Depuis 2017, les marchés financiers se montrent particulièrement volatils, et la tendance devrait se poursuivre en 2019. Pourquoi les hausses succèdent ainsi aux baisses, et inversement, dans de tels laps de temps ? Patrick Artus analyse les différentes raisons objectives des phases d’enthousiasmes et de déprime des investisseurs.
Quand on regarde l’évolution des indices boursiers dans la période récente, on observe une forte progression du début de 2017 au début de 2018, puis un recul au 1er trimestre 2018 ; un redressement jusqu’à la fin de l’été 2018, puis une chute de l’été 2018 à la fin de l’année 2018 ; le début d’une amélioration en janvier 2019. La valorisation des actions américaines (par exemple), le PER sur les résultats de l’année suivante sur le S&P passe de 17,2 au début de 2017 à 20,1 à la fin de 2017 ; il tombe à 16,5 au printemps 2018, remonte à 18,3 à l’été 2018, avant de s’effondrer à 14,2 à la fin de l’année 2018 et de revenir à 15,5 au milieu de 2019.
On voit donc une variabilité impressionnante de la valorisation des actions et des cours boursiers ; elle peut avoir des effets très négatifs, en décourageant les investisseurs de détenir des actions cotées, donc en contribuant à la désaffection pour les actions et à la contraction de l’usage des actions cotées pour financer l’économie.
Peut-on comprendre ces variabilités considérables des indices boursiers, cette alternance de période d’euphorie et de périodes de dépression sur les marchés d’actions ?
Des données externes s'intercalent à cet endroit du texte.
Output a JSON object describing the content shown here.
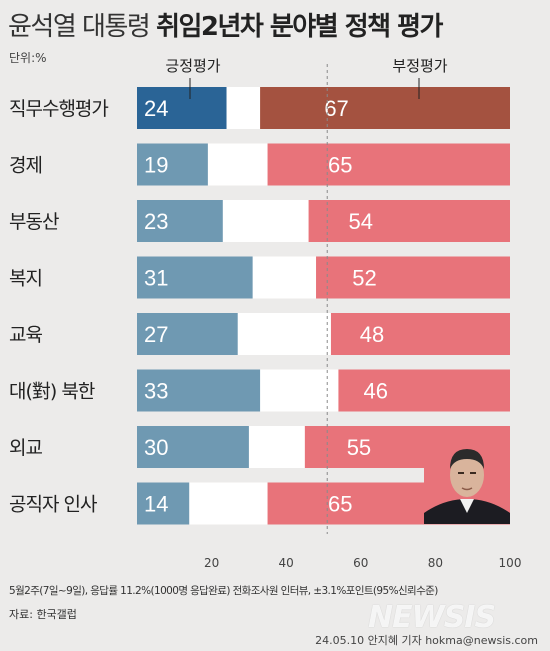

Nous voyons quatre explications.
La première est que les marchés d’actions ont été soutenus à la fin de 2017 et au début de 2018 par l’annonce de la baisse de la taxation des profits et de l’incitation à rapatrier les profits détenus à l’étranger aux Etats-Unis. Ces mesures ont accru la profitabilité des entreprises américaines et ont conduit à des rachats d’actions considérables aux Etats-Unis (1000 milliards de dollars en 2018), ce qui a soutenu les cours boursiers quand ces mesures ont été annoncées. Mais il s’agit de mesures efficaces une seule fois, non répétables, qui ne poussent à la hausse que transitoirement les indices boursiers.
La seconde explication est la réelle incertitude qui existe sur les perspectives de croissance et de taux d’intérêt. Normalement, à la fin d’une période d’expansion, il apparaît une récession ; mais aujourd’hui, il semblerait qu’on s’oriente plutôt vers un scénario de soft landing, de passage à une croissance régulière un peu plus faible, aucun des mécanismes qui déclenchent usuellement une récession (inflation, bulles sur les prix des actifs, recul de la profitabilité des entreprises, hausse des taux de défaut des ménages et des entreprises) n’étant présent.
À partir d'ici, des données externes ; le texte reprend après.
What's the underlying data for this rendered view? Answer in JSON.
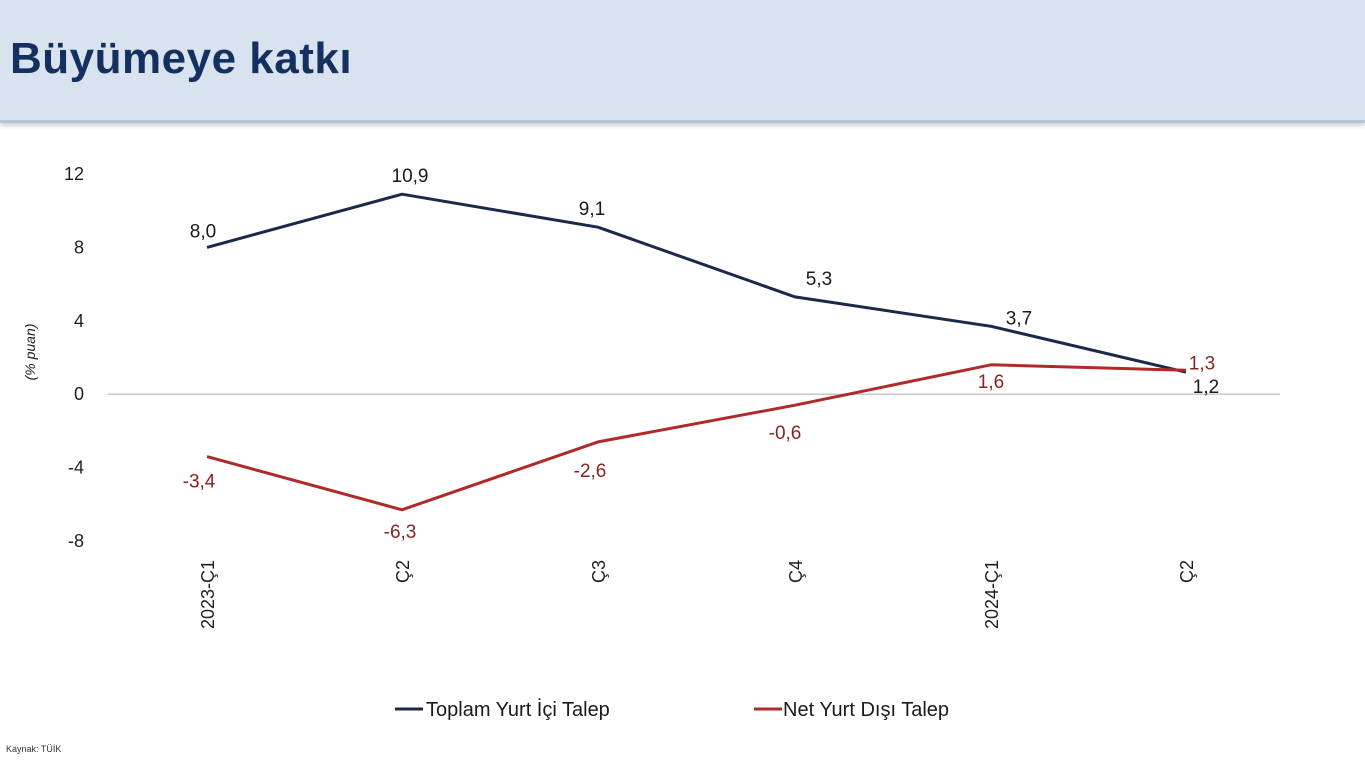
{
  "header": {
    "title": "Büyümeye katkı"
  },
  "chart_data": {
    "type": "line",
    "title": "Büyümeye katkı",
    "ylabel": "(% puan)",
    "xlabel": "",
    "categories": [
      "2023-Ç1",
      "Ç2",
      "Ç3",
      "Ç4",
      "2024-Ç1",
      "Ç2"
    ],
    "ylim": [
      -8,
      12
    ],
    "yticks": [
      12,
      8,
      4,
      0,
      -4,
      -8
    ],
    "ytick_labels": [
      "12",
      "8",
      "4",
      "0",
      "-4",
      "-8"
    ],
    "grid": false,
    "legend_position": "bottom",
    "series": [
      {
        "name": "Toplam Yurt İçi Talep",
        "color": "#1b2a48",
        "values": [
          8.0,
          10.9,
          9.1,
          5.3,
          3.7,
          1.2
        ],
        "labels": [
          "8,0",
          "10,9",
          "9,1",
          "5,3",
          "3,7",
          "1,2"
        ]
      },
      {
        "name": "Net Yurt Dışı Talep",
        "color": "#b02a2a",
        "values": [
          -3.4,
          -6.3,
          -2.6,
          -0.6,
          1.6,
          1.3
        ],
        "labels": [
          "-3,4",
          "-6,3",
          "-2,6",
          "-0,6",
          "1,6",
          "1,3"
        ]
      }
    ]
  },
  "source": "Kaynak: TÜİK"
}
Les investisseurs peuvent cependant douter de la pertinence du scénario de soft landing, et périodiquement revenir à un scénario de récession. De plus, l’incertitude a concerné aussi la politique monétaire, en particulier aux Etats-Unis : en janvier 2017, les investisseurs pensent que la Réserve Fédérale va monter le taux d’intérêt des Fed Funds à 2% à la fin de 2019 ; en août 2017, c’est 1,75% ; en octobre 2018, c’est 3,25%, et enfin en janvier 2019, c’est 2,50%. L’oscillation des anticipations de croissance et de taux d’intérêt explique celle des indices boursiers.
La troisième explication est la présence de risques difficiles à évaluer dans leurs effets : la guerre commerciale entre les Etats-Unis et la Chine, le Brexit, la crise italienne, les sanctions contre la Russie, l’Iran…
La quatrième explication enfin est liée aux comportements des investisseurs : leur mimétisme amplifie les mouvements à la hausse ou à la baisse des indices boursiers, ce mimétisme résultant de l’utilisation de limite de volatilité ou de pertes, du développement des gestions passives (ETF), du trading algorithmique…
Il existe donc de nombreuses raisons (véritables incertitudes macroéconomiques, mesures transitoires de soutien des marchés, inquiétudes géopolitiques, mimétisme des investisseurs) qui aboutissent à une volatilité très forte des indices boursiers.